V: One of my main goals has been to provide the knowledge that will enable us to treat drug addiction as a disease of the brain and to provide the tools that will allow you to be more effective in treating it, but also in preventing it. One way to do that is to provide a much greater granularity of understanding of the changes at the molecular level. We’re funding researchers to investigate how drugs alter what genes are activated such that they modify the function of the cells, and how this, in turn, modifies the functions of brain circuits, and how that modifies behavior. So the work goes into the basic science to understand how genes may make you vulnerable, and how drugs may influence what genes are expressed and what genes are silenced. Once you understand these processes, you can design and develop interventions to basically recover those processes that are disrupted by drugs.
If I could select one biochemical intervention, the one that I think would be most likely to have a beneficial effect is an increase in the level of D2 receptors. But unfortunately, I think we’re still far away from being able to do that.
Another focus of your work seems to be the development of medications.

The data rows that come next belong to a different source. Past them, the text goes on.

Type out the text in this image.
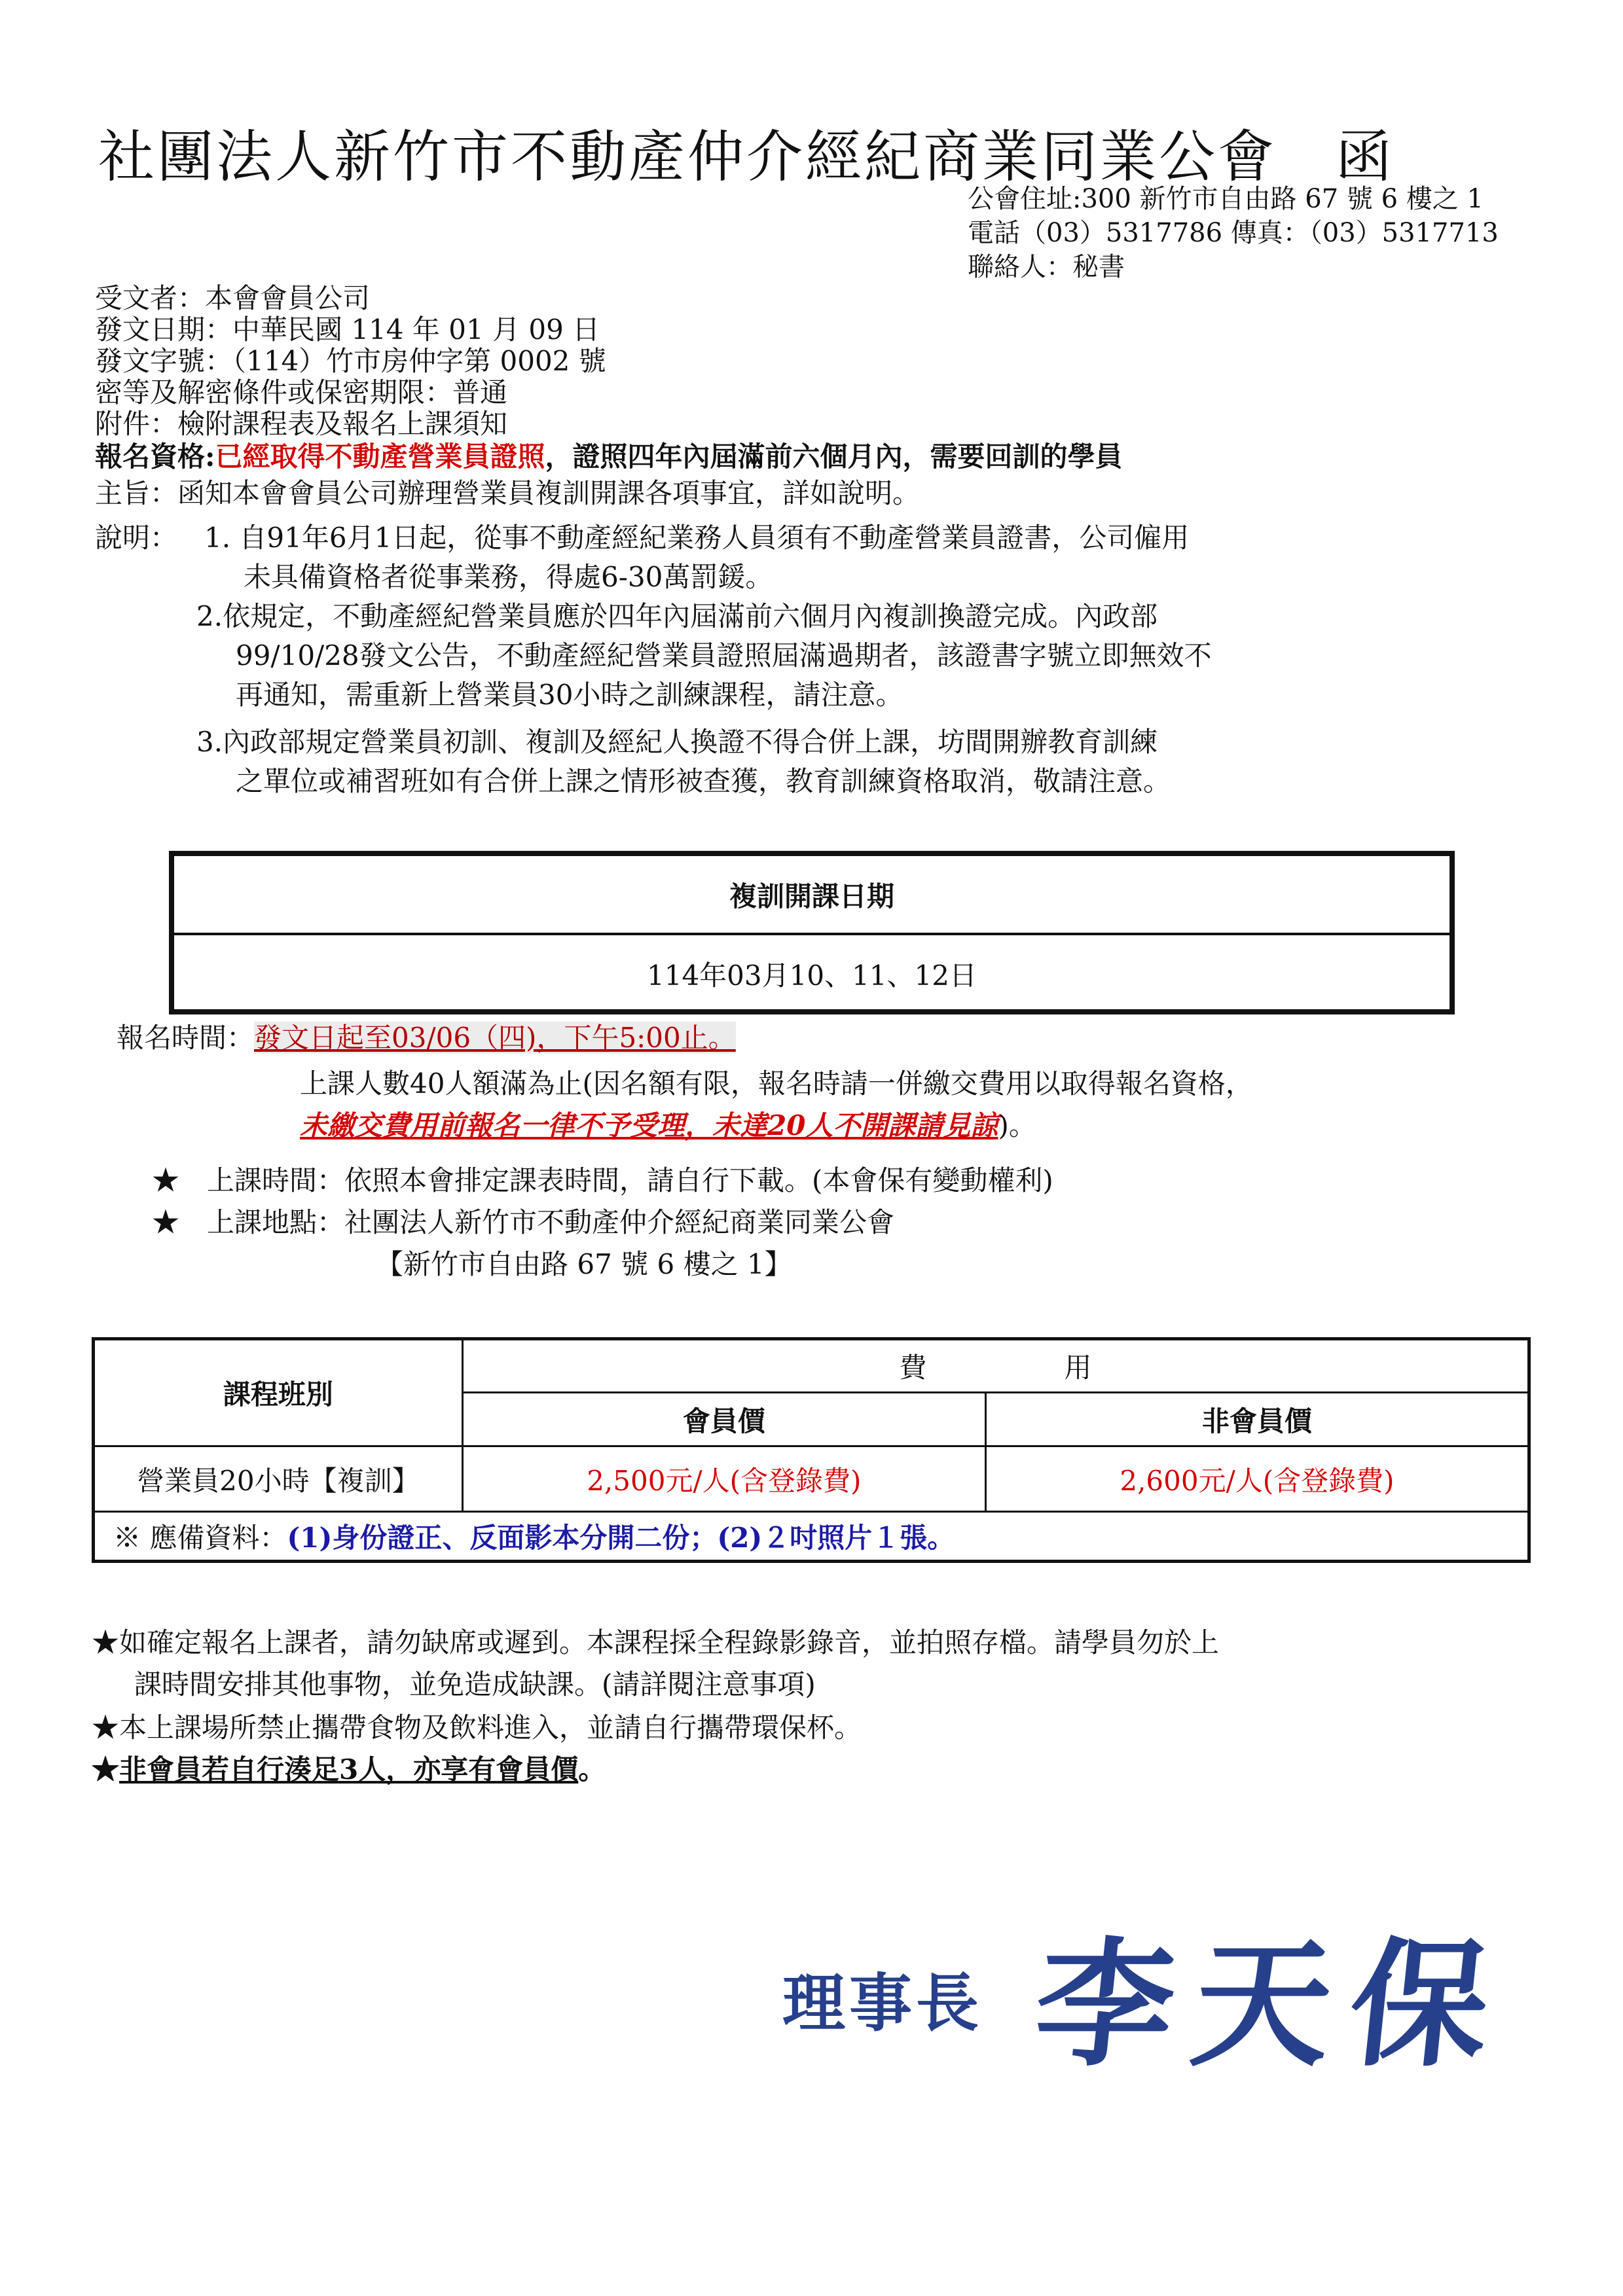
社團法人新竹市不動產仲介經紀商業同業公會　函
公會住址:300 新竹市自由路 67 號 6 樓之 1
電話（03）5317786 傳真：（03）5317713
聯絡人：秘書
受文者：本會會員公司
發文日期：中華民國 114 年 01 月 09 日
發文字號：（114）竹市房仲字第 0002 號
密等及解密條件或保密期限：普通
附件：檢附課程表及報名上課須知
報名資格:已經取得不動產營業員證照，證照四年內屆滿前六個月內，需要回訓的學員
主旨：函知本會會員公司辦理營業員複訓開課各項事宜，詳如說明。
說明： 1. 自91年6月1日起，從事不動產經紀業務人員須有不動產營業員證書，公司僱用
未具備資格者從事業務，得處6-30萬罰鍰。
2.依規定，不動產經紀營業員應於四年內屆滿前六個月內複訓換證完成。內政部
99/10/28發文公告，不動產經紀營業員證照屆滿過期者，該證書字號立即無效不
再通知，需重新上營業員30小時之訓練課程，請注意。
3.內政部規定營業員初訓、複訓及經紀人換證不得合併上課，坊間開辦教育訓練
之單位或補習班如有合併上課之情形被查獲，教育訓練資格取消，敬請注意。
複訓開課日期
114年03月10、11、12日
報名時間：發文日起至03/06（四)，下午5:00止。
上課人數40人額滿為止(因名額有限，報名時請一併繳交費用以取得報名資格，
未繳交費用前報名一律不予受理，未達20人不開課請見諒)。
★　上課時間：依照本會排定課表時間，請自行下載。(本會保有變動權利)
★　上課地點：社團法人新竹市不動產仲介經紀商業同業公會
【新竹市自由路 67 號 6 樓之 1】
課程班別	費　　　　　用	
	會員價	非會員價
營業員20小時【複訓】	2,500元/人(含登錄費)	2,600元/人(含登錄費)
※ 應備資料：(1)身份證正、反面影本分開二份；(2)２吋照片１張。		
★如確定報名上課者，請勿缺席或遲到。本課程採全程錄影錄音，並拍照存檔。請學員勿於上
課時間安排其他事物，並免造成缺課。(請詳閱注意事項)
★本上課場所禁止攜帶食物及飲料進入，並請自行攜帶環保杯。
★非會員若自行湊足3人，亦享有會員價。
理事長 李天保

Could you tell me a little more about that effort?
V: We have very few medications for the treatment of drug addictions. Based on the knowledge that we have, we should be in a much better position to help people who are addicted to drugs. Our difficulty has been that the pharmaceutical industry has not been interested in developing medications for addictions. So one of my priorities has been to advance the science on such compounds. Now we have partnerships with some of the pharmaceutical [companies]. Addiction is considered an immoral behavior, so many companies don’t want to be associated with those types of applications. But I think that is slowly changing.